Incorpórese el original de esta sentencia, por su orden, al Libro de Sentencias de esta sala.

MODO DE IMPUGNACIÓN:Se hace saber a las partes que contra esta sentencia cabe interponer recurso de casación para la unificación de doctrina que ha de prepararse mediante escrito presentado ante esta Sala de lo Social dentro del improrrogable plazo de diez días hábiles inmediatos siguientes a la fecha de notificación de esta sentencia. Si el recurrente no tuviere la condición de trabajador o beneficiario del régimen público de la Seguridad Social o beneficio de asistencia jurídica gratuita, deberá consignar la cantidad de 300 euros, en concepto de depósito para recurrir, en la cuenta expediente de este Tribunal en BANESTO Nº 1131 0000 66 018312, debiendo indicar en el campo concepto, la palabra 'recurso', seguida del código '35 Social- Casación'. Si el ingreso se hace mediante transferencia bancaria deberá incluir tras la cuenta genérica proporcionada para este fin por la entidad 0030 1846 42 0005001274, en el campo 'observaciones o concepto' en bloque los 16 digitos de la cuenta expediente, y separado por un espacio 'recurso 35 Social-Casación'. La Consignación en metálico del importe de la condena eventualmente impuesta deberá ingresarse en la misma cuenta. Si efectuare diversos pagos en la misma cuenta deberá especificar un ingreso por cada concepto, incluso si obedecen a otros recursos de la misma o distinta clase indicando en el campo de observaciones la fecha de la resolución recurrida utilizando el formato dd/mm/aaaa.

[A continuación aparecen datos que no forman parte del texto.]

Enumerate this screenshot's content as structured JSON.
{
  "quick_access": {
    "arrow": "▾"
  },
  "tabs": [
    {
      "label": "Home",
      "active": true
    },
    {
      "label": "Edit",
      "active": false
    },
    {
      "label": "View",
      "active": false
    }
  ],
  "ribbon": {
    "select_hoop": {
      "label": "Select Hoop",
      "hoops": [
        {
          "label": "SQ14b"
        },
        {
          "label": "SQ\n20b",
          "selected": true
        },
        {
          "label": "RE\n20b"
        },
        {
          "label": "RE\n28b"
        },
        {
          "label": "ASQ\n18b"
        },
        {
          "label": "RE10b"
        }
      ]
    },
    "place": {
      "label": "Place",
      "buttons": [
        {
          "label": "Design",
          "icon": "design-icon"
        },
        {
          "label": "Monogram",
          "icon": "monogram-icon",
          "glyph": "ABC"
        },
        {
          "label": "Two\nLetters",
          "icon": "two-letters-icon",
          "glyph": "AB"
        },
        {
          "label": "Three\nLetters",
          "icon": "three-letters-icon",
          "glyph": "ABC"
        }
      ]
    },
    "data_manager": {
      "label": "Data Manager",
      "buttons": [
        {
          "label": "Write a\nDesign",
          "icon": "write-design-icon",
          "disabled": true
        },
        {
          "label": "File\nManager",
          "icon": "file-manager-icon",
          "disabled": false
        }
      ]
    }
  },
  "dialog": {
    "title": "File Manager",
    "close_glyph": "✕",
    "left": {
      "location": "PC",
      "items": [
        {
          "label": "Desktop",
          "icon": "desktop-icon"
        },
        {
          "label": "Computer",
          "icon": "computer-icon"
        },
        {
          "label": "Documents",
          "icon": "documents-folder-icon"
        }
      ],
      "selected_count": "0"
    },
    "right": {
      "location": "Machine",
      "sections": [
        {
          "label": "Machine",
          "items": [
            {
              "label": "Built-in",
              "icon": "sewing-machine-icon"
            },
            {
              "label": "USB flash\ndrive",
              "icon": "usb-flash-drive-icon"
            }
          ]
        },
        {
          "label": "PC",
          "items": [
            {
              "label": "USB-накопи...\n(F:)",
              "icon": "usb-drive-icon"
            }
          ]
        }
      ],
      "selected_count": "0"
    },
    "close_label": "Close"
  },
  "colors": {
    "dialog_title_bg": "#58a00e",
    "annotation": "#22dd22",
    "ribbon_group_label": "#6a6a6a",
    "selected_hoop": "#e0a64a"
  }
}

Quedan exentos de su abono en todo caso, el Ministerio Fiscal, el Estado, las Comunidades Autónomas, las Entidades locales y los Organismos Autónomos dependientes de ellos.

Expídanse certificaciones de esta sentencia para su unión a la pieza separada o rollo de suplicación, que se archivará en este Tribunal, y a los autos principales.

Notifíquese la presente sentencia a las partes y a la Fiscalía de este Tribunal Superior de Justicia.

Una vez adquiera firmeza la presente sentencia, devuélvanse los autos originales, para su debida ejecución, al Juzgado de lo Social de su procedencia, dejando de ello debida nota en los Libros de esta Sala.

Así, por esta nuestra sentencia, lo pronunciamos, mandamos y firmamos.

PUBLICACIÓN

En el día de su fecha fue publicada la anterior sentencia. Doy fe.